# Most Improved!



## Lola1969 (Mar 6, 2007)

I am so proud of my boy! We've taken 16 weeks of agility thus far and last night Ozzy won "Most Improved" in our class!

He started out so anxious and cautious and now he is actually enjoying himself and doing very well. I really feel it has been a great confidence booster for him.


----------



## KCandMace (Apr 8, 2008)

Congrats! You have to be the Most Proud momma too!


----------



## scannergirl (Feb 17, 2008)

That made me happy reading this. It's wonderful when a doggie is in such good hands. Nice work building his confidence.


----------



## tibvixie101 (Nov 26, 2007)

Way to go! You must be so proud!


----------



## DancingCavy (Feb 19, 2001)

Awww I remember hearing how timid Ozzy was before. I'm so glad to hear he's finally coming out of his shell and enjoying himself.
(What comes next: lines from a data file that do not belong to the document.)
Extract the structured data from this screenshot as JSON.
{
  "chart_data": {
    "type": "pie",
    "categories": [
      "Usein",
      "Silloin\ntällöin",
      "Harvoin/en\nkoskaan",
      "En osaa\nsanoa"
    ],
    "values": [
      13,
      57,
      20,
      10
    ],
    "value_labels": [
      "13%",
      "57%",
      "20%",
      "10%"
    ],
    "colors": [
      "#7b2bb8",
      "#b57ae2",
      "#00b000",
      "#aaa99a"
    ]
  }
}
It's so wonderful to see!


----------



## shilohsmom (Jul 14, 2003)

Congradulations!!!! This is wonderful news...I can only imagine how proud you must be of your pup!!


----------



## chevysmom (Feb 15, 2008)

That is so great! Congratulations!


----------



## Lola1969 (Mar 6, 2007)

Thanks everyone!


----------



## kelso (Jan 22, 2007)

Awesome!


----------